Chinese characters issw

Frunza · September 28, 2016, 4:17am

Hallo

I noted that some characters that work in a table cell do not work in other. The code snippet is the following:

com.aspose.pdf.Document doc = new com.aspose.pdf.Document(“Blank.pdf”);
com.aspose.pdf.Table table = new com.aspose.pdf.Table();
table.setColumnWidths(“400”);
table.getRows().add().getCells().add(“竤”);//is show correctly
table.getRows().add().getCells().add(“䧜”);//is not show correctly
table.getRows().add().getCells().add(“竤—”);//is show correctly
table.getRows().add().getCells().add(“竤—䧜”);// both Chinese symbols are not shown correctly
doc.getPages().get_Item(1).getParagraphs().add(table);
doc.save(“Result.pdf”);

(I also attached the pdf)
In the last cell, none of the Chinese characters are shown. It seems that another font is automatically used, but it somehow messes up both characters. I would more or less expect that one is show correctly and the other one not, in worse case. Is this a bug, or is this the correct behavior?

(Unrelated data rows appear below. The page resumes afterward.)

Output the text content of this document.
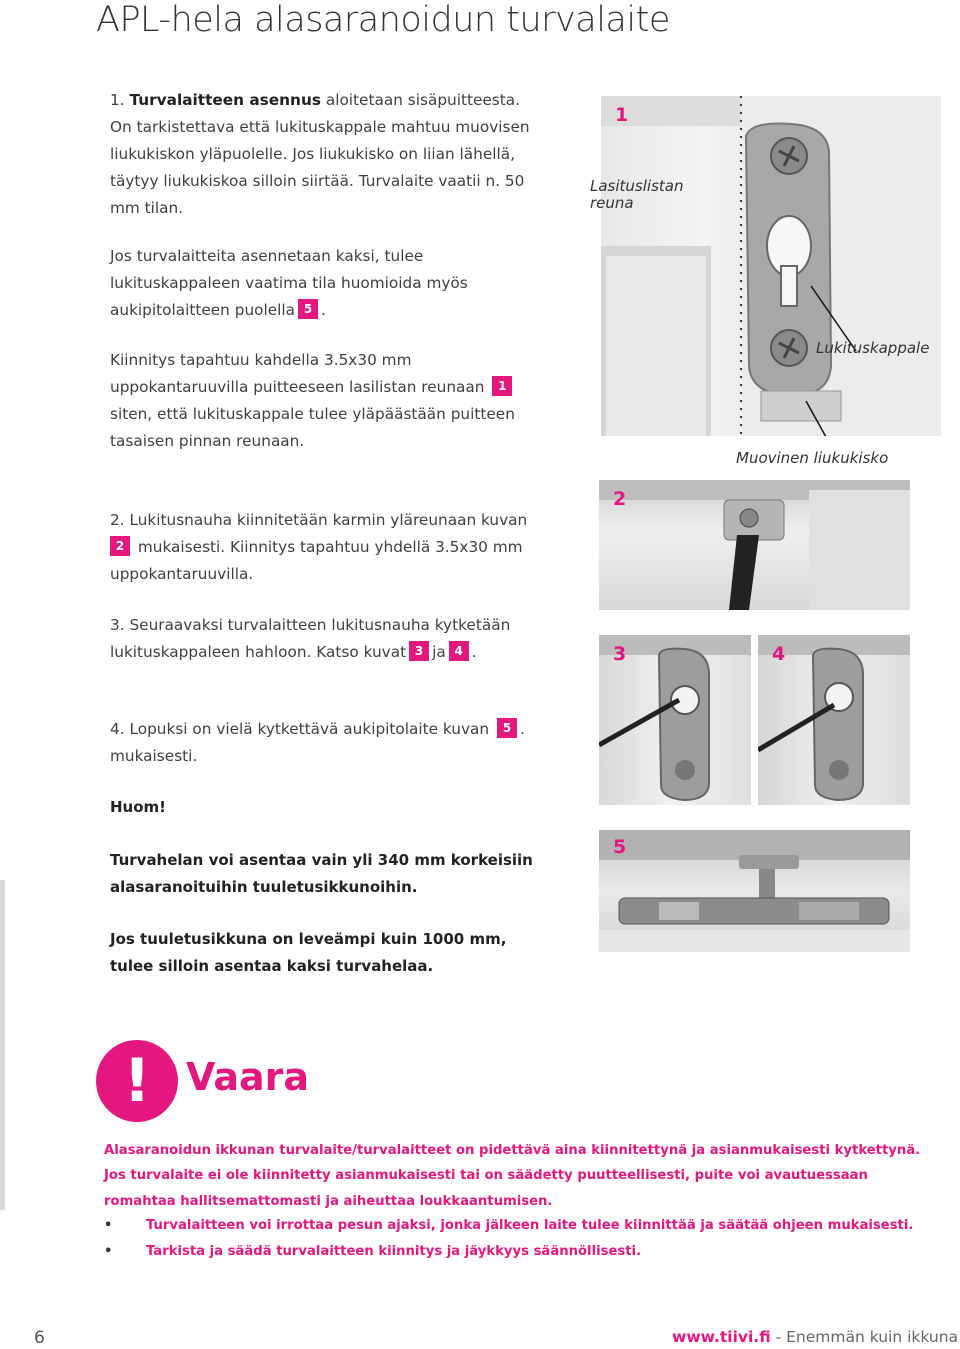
APL-hela alasaranoidun turvalaite
1. Turvalaitteen asennus aloitetaan sisäpuitteesta. On tarkistettava että lukituskappale mahtuu muovisen liukukiskon yläpuolelle. Jos liukukisko on liian lähellä, täytyy liukukiskoa silloin siirtää. Turvalaite vaatii n. 50 mm tilan.
Jos turvalaitteita asennetaan kaksi, tulee lukituskappaleen vaatima tila huomioida myös aukipitolaitteen puolella 5 .
Kiinnitys tapahtuu kahdella 3.5x30 mm uppokantaruuvilla puitteeseen lasilistan reunaan 1 siten, että lukituskappale tulee yläpäästään puitteen tasaisen pinnan reunaan.
2. Lukitusnauha kiinnitetään karmin yläreunaan kuvan 2 mukaisesti. Kiinnitys tapahtuu yhdellä 3.5x30 mm uppokantaruuvilla.
3. Seuraavaksi turvalaitteen lukitusnauha kytketään lukituskappaleen hahloon. Katso kuvat 3 ja 4 .
4. Lopuksi on vielä kytkettävä aukipitolaite kuvan 5 . mukaisesti.
Huom!
Turvahelan voi asentaa vain yli 340 mm korkeisiin alasaranoituihin tuuletusikkunoihin.
Jos tuuletusikkuna on leveämpi kuin 1000 mm, tulee silloin asentaa kaksi turvahelaa.
1
Lasituslistan reuna
Lukituskappale
Muovinen liukukisko
2
3	4
5
! Vaara
Alasaranoidun ikkunan turvalaite/turvalaitteet on pidettävä aina kiinnitettynä ja asianmukaisesti kytkettynä.
Jos turvalaite ei ole kiinnitetty asianmukaisesti tai on säädetty puutteellisesti, puite voi avautuessaan romahtaa hallitsemattomasti ja aiheuttaa loukkaantumisen.
•	Turvalaitteen voi irrottaa pesun ajaksi, jonka jälkeen laite tulee kiinnittää ja säätää ohjeen mukaisesti.
•	Tarkista ja säädä turvalaitteen kiinnitys ja jäykkyys säännöllisesti.
6	www.tiivi.fi - Enemmän kuin ikkuna
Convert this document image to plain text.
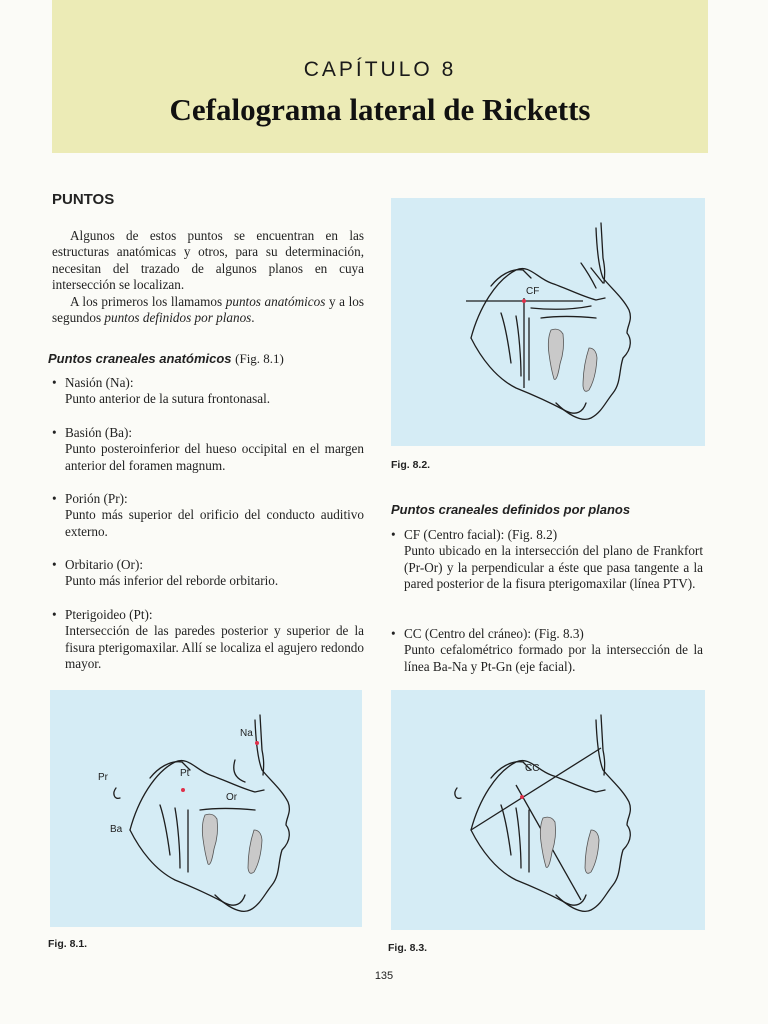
CAPÍTULO 8
Cefalograma lateral de Ricketts
PUNTOS

Algunos de estos puntos se encuentran en las estructuras anatómicas y otros, para su determinación, necesitan del trazado de algunos planos en cuya intersección se localizan.

A los primeros los llamamos puntos anatómicos y a los segundos puntos definidos por planos.

Puntos craneales anatómicos (Fig. 8.1)
• Nasión (Na):
Punto anterior de la sutura frontonasal.
• Basión (Ba):
Punto posteroinferior del hueso occipital en el margen anterior del foramen magnum.
• Porión (Pr):
Punto más superior del orificio del conducto auditivo externo.
• Orbitario (Or):
Punto más inferior del reborde orbitario.
• Pterigoideo (Pt):
Intersección de las paredes posterior y superior de la fisura pterigomaxilar. Allí se localiza el agujero redondo mayor.
CF
Fig. 8.2.
Puntos craneales definidos por planos
• CF (Centro facial): (Fig. 8.2)
Punto ubicado en la intersección del plano de Frankfort (Pr-Or) y la perpendicular a éste que pasa tangente a la pared posterior de la fisura pterigomaxilar (línea PTV).
• CC (Centro del cráneo): (Fig. 8.3)
Punto cefalométrico formado por la intersección de la línea Ba-Na y Pt-Gn (eje facial).
Na
Pr	Pt
Or
Ba
Fig. 8.1.
CC
Fig. 8.3.
135
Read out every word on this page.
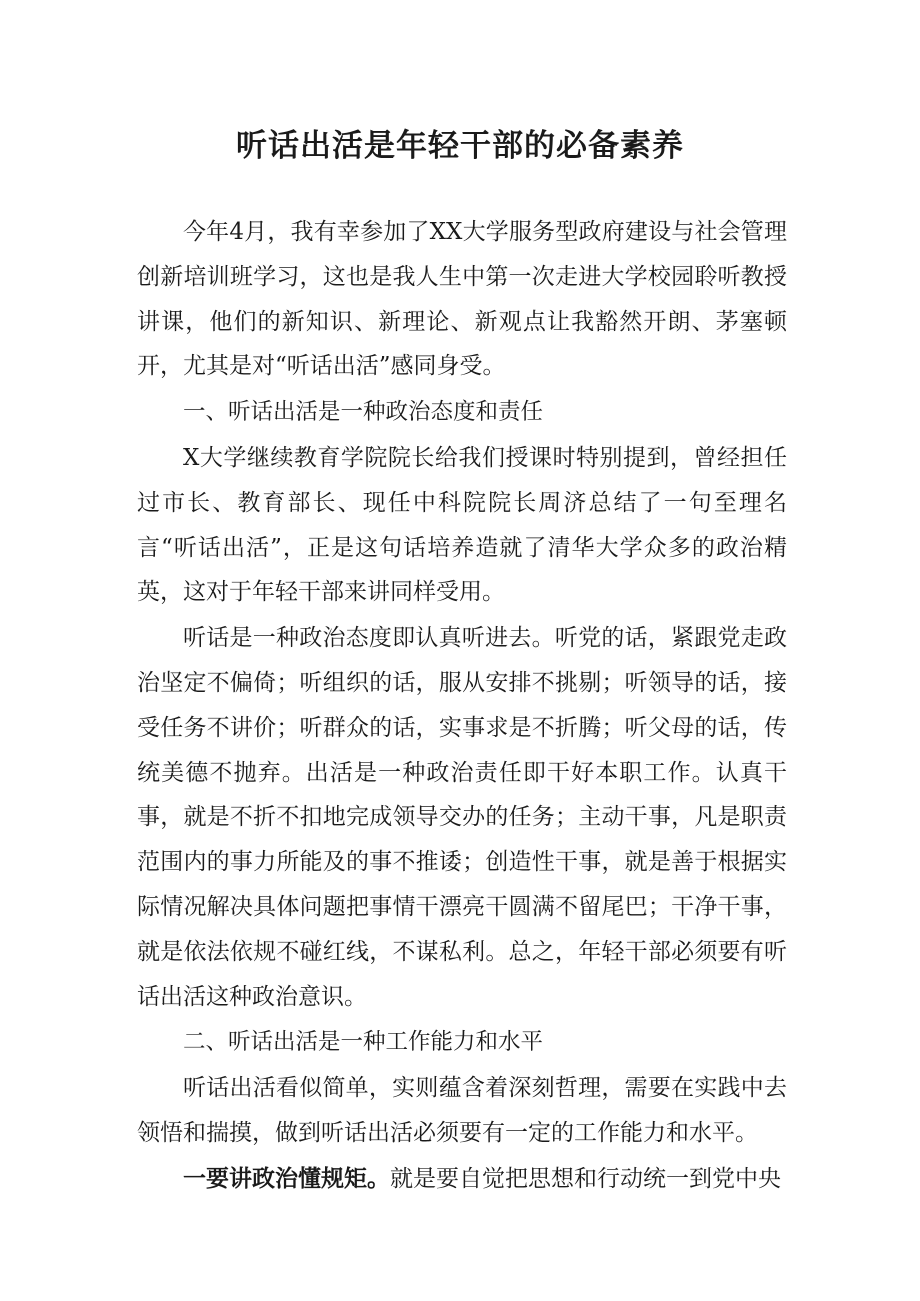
听话出活是年轻干部的必备素养

今年4月，我有幸参加了XX大学服务型政府建设与社会管理创新培训班学习，这也是我人生中第一次走进大学校园聆听教授讲课，他们的新知识、新理论、新观点让我豁然开朗、茅塞顿开，尤其是对“听话出活”感同身受。

一、听话出活是一种政治态度和责任

X大学继续教育学院院长给我们授课时特别提到，曾经担任过市长、教育部长、现任中科院院长周济总结了一句至理名言“听话出活”，正是这句话培养造就了清华大学众多的政治精英，这对于年轻干部来讲同样受用。

听话是一种政治态度即认真听进去。听党的话，紧跟党走政治坚定不偏倚；听组织的话，服从安排不挑剔；听领导的话，接受任务不讲价；听群众的话，实事求是不折腾；听父母的话，传统美德不抛弃。出活是一种政治责任即干好本职工作。认真干事，就是不折不扣地完成领导交办的任务；主动干事，凡是职责范围内的事力所能及的事不推诿；创造性干事，就是善于根据实际情况解决具体问题把事情干漂亮干圆满不留尾巴；干净干事，就是依法依规不碰红线，不谋私利。总之，年轻干部必须要有听话出活这种政治意识。

二、听话出活是一种工作能力和水平

听话出活看似简单，实则蕴含着深刻哲理，需要在实践中去领悟和揣摸，做到听话出活必须要有一定的工作能力和水平。

一要讲政治懂规矩。就是要自觉把思想和行动统一到党中央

If it is the correct behavior, what is the explanation for it?

Thank you,
Samuel

amjad.sahi · September 28, 2016, 4:37am

Hi,

Thanks for providing us details.

Well, your query/issue looks to be related to Aspose.Pdf APIs, so I am moving your thread to Aspose.Pdf forum where one of my fellow colleagues from Aspose.Pdf team will help you soon.

Thank you.

tilal.ahmad · September 29, 2016, 2:42am

Hi Samuel,

Thanks for your inquiry. Please note it is not a bug, it is required to use appropriate font for the contents. Your text characters belong to MingLiU font, so the font should be available on your host system and referred as following, It will help you to accomplish the task.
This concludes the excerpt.